За обедом Колечки не было, ночевать он тоже не пришел. Все заволновались, стали узнавать. Оказалось, что его арестовали, приняв за Ивана Михайловича Трегубова, которого разыскивала полиция. Колечку выпустили, но на меня это событие произвело впечатление.
- Как могут хватать, сажать в тюрьму? - спрашивала я.
- Ведь его посадили по ошибке.
- А Ивана Михайловича за что, разве он убил, ограбил?
Во всем этом было что-то совершенно непонятное.
Ездила к нам врач Халевинская. Серьезная, скромно одетая, гладко причесанная, должно быть, очень умная женщина, по крайней мере мне она казалась такой, и вдруг я узнала, что Мария Михайловна арестована и сидит в тюрьме.
- За что же?
- За то, что распространяла книги отца!
- Разве книги пап? плохие?
- Нет, хорошие!
- Господи Боже мой, как же во всем этом разобраться?
Помню, как меня поразил случай с Суллером.
Суллержицкий, или, как мы его звали, Суллер, был товарищем сестры Тани по школе живописи.
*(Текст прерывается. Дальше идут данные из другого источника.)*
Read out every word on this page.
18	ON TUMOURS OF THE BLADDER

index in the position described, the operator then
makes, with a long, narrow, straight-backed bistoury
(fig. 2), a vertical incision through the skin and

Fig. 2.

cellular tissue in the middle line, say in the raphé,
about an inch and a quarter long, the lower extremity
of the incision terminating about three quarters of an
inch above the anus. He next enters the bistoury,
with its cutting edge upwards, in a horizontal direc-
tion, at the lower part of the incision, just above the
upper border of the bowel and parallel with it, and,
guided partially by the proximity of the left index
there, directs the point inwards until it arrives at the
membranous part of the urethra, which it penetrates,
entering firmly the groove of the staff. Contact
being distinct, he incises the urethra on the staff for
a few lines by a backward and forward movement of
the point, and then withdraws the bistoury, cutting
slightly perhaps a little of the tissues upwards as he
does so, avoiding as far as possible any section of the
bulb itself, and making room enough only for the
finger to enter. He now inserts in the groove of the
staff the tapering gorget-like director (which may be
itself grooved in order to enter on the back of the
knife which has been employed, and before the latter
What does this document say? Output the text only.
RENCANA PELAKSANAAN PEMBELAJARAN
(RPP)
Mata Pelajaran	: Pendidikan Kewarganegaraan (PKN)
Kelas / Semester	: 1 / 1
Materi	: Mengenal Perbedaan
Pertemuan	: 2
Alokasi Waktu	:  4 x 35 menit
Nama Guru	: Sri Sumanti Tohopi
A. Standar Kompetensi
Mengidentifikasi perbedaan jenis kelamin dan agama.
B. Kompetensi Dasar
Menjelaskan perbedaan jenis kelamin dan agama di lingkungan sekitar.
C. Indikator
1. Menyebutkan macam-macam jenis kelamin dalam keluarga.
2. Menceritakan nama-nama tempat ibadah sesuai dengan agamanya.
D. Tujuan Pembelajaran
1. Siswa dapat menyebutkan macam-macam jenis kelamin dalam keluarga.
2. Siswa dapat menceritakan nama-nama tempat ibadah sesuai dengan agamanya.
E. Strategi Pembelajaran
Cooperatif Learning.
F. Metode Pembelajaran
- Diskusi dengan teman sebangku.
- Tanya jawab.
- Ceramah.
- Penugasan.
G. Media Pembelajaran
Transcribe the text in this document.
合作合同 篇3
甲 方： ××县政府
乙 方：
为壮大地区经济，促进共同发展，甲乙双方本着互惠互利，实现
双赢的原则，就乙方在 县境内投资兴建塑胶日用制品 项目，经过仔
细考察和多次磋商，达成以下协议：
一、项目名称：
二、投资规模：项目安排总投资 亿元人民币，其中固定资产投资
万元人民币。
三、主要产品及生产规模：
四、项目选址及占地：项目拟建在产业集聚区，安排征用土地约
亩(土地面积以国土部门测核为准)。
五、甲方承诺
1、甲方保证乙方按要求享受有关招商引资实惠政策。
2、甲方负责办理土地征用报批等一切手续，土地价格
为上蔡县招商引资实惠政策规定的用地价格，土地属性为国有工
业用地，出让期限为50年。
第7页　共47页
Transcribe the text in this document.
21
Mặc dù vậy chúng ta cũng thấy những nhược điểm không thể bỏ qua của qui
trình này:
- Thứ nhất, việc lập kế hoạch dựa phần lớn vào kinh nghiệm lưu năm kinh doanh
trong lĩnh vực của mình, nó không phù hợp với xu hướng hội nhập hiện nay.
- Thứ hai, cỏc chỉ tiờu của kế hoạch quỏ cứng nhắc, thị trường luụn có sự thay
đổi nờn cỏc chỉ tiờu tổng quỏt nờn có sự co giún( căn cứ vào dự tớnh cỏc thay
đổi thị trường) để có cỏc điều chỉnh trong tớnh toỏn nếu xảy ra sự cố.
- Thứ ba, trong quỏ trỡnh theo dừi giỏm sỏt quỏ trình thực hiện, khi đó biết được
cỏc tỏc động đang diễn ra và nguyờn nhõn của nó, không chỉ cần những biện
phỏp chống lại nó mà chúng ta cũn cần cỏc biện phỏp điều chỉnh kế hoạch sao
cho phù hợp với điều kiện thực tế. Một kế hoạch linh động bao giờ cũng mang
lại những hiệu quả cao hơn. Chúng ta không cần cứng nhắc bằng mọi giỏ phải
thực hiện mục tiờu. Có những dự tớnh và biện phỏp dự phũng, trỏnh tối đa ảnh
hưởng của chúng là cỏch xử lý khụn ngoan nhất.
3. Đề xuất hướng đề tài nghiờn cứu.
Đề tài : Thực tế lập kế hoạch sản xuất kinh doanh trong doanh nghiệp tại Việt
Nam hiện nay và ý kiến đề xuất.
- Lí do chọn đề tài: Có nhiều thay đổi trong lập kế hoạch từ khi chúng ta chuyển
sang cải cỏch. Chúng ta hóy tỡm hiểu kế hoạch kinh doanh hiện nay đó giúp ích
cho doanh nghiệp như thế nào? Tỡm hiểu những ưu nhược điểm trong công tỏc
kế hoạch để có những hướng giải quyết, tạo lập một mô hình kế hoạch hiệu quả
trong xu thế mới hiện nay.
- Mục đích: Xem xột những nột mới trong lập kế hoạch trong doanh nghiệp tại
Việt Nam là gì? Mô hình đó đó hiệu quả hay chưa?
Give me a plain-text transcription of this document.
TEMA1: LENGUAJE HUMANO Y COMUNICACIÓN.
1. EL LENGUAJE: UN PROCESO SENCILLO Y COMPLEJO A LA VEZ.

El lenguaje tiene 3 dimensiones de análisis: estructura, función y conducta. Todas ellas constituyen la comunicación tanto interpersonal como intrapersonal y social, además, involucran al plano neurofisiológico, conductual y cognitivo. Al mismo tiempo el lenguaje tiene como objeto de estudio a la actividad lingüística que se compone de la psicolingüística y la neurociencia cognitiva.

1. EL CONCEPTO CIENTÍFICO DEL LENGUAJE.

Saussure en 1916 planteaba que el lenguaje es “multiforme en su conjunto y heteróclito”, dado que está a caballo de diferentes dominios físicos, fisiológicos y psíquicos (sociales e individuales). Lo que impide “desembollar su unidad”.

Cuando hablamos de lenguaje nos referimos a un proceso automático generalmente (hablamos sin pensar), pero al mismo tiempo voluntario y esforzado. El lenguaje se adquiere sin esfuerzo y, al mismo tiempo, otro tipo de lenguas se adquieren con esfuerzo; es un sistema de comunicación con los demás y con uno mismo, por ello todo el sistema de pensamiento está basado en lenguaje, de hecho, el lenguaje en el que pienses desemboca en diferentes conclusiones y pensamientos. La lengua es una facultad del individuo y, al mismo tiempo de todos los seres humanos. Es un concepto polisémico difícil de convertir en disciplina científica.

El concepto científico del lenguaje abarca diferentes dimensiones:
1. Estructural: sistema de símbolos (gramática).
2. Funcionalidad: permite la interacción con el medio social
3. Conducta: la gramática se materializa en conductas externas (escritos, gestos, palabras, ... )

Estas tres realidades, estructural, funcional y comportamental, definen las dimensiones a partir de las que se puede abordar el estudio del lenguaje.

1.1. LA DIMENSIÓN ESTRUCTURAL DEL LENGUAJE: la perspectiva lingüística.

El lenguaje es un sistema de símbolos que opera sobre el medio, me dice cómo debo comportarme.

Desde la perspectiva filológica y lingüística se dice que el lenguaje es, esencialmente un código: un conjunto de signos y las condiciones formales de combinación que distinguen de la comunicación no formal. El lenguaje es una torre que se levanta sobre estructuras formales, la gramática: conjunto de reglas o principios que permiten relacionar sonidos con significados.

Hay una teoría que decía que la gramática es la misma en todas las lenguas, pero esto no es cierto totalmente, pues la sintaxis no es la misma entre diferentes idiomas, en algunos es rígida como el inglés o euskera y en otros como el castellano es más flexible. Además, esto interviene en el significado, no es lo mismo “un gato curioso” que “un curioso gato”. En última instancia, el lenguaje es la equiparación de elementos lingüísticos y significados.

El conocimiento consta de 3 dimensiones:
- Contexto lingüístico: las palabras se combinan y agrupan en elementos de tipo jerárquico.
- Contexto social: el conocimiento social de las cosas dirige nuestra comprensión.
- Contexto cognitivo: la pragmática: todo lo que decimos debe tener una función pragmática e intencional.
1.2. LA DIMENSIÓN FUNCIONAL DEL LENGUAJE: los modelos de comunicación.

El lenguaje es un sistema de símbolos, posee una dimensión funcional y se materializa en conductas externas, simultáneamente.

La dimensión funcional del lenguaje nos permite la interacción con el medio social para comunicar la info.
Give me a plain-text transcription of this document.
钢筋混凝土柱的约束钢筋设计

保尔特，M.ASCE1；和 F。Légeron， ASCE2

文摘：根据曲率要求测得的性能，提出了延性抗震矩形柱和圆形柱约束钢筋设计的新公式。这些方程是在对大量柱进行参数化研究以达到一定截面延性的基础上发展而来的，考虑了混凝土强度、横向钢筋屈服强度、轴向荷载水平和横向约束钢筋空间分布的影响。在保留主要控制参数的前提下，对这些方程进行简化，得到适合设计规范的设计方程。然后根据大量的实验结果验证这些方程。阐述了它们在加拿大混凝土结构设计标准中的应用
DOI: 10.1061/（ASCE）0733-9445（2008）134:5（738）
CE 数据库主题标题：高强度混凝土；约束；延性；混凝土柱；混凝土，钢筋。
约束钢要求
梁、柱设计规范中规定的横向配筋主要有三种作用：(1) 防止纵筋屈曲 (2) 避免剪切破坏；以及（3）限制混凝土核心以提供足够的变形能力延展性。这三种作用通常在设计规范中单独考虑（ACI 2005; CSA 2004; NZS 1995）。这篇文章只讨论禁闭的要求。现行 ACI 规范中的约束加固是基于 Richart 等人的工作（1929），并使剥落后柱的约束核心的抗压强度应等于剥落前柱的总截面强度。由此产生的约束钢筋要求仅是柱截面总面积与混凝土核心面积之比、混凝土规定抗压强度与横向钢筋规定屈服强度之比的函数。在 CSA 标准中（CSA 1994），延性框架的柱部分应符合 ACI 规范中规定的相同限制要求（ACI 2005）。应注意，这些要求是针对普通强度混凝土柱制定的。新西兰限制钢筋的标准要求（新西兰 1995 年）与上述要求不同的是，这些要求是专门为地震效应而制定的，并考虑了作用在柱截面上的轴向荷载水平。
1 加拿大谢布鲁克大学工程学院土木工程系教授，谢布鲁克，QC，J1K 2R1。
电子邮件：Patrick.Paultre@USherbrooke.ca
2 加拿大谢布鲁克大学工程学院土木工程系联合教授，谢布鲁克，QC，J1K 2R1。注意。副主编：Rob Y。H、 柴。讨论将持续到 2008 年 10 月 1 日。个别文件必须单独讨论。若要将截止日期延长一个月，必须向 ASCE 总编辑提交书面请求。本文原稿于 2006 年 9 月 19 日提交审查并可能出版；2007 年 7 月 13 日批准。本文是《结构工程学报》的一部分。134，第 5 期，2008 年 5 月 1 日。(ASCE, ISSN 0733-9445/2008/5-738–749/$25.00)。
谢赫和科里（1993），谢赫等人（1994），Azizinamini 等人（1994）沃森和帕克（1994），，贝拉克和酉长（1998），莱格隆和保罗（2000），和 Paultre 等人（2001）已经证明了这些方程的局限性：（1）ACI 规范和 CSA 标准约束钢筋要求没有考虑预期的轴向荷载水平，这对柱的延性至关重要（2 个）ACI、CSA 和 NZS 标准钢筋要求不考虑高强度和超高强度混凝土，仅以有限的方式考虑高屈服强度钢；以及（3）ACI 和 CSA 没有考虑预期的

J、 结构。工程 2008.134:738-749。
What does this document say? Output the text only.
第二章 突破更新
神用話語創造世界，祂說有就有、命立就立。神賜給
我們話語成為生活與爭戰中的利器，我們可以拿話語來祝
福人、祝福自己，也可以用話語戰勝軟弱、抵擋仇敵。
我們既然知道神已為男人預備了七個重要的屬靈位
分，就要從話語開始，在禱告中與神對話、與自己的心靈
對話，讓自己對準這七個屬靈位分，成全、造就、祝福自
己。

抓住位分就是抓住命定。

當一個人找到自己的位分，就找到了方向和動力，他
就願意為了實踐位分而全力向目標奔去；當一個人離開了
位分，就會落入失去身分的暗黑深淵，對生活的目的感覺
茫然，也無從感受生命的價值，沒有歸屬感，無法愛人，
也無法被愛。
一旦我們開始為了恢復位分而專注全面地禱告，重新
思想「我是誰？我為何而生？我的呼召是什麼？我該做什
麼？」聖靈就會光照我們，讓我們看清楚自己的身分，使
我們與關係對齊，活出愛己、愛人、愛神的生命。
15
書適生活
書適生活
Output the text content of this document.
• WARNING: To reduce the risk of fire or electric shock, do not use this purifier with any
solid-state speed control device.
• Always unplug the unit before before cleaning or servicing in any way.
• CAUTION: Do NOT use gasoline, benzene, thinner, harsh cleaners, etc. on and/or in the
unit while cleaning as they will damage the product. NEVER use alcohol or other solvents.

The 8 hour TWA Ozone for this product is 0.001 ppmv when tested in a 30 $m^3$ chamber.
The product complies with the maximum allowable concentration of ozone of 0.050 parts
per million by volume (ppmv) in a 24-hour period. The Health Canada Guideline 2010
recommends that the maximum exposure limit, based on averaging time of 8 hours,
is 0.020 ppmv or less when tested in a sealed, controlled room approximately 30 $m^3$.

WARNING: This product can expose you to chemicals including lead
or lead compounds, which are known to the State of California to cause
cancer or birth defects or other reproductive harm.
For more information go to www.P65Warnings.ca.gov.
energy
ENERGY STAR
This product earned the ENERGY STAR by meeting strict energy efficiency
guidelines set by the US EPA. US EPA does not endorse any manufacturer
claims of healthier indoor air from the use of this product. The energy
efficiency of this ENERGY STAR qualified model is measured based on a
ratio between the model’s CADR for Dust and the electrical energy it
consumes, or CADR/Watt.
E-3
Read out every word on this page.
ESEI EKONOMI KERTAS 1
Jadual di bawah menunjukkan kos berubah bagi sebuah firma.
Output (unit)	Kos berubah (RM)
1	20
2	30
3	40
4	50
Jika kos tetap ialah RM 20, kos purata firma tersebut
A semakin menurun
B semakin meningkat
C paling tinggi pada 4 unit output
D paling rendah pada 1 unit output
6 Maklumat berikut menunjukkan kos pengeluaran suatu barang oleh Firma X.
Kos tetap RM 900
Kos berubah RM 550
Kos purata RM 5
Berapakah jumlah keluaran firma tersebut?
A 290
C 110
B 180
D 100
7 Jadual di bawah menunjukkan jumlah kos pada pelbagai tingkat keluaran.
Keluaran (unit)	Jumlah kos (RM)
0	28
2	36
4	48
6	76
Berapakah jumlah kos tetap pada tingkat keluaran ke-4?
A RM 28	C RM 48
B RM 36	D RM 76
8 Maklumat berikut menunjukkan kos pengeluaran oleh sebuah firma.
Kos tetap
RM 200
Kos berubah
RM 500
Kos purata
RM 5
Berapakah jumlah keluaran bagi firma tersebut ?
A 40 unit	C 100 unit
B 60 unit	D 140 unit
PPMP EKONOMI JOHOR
Особенный он был человек, ни на кого не похожий. Где бы ни появлялся, сейчас закипали жизнь и веселье. Помню первое мое с ним знакомство. У нас были гости - девочки и мальчики, мы пели, я аккомпанировала на фортепиано. Суллер подошел к нам в стареньком пиджачке и матросских, с раструбами книзу брюках. Мои гости с недоумением покосились на него.
- Малороссийскую песню "Чоботы" знаете?
- Да.
- А ну-ка!
Суллер стал недалеко от фортепиано и запел со второй же ноты высоким тенором, заливаясь куда-то вверх:
- Шла-а на речку, чоботы хлопали!
Все невольно заулыбались, и когда Суллер, дирижируя руками и подпрыгивая, перешел к перепеву, мы дружно подхватили. Все были в восторге. Я привыкла к нему и полюбила.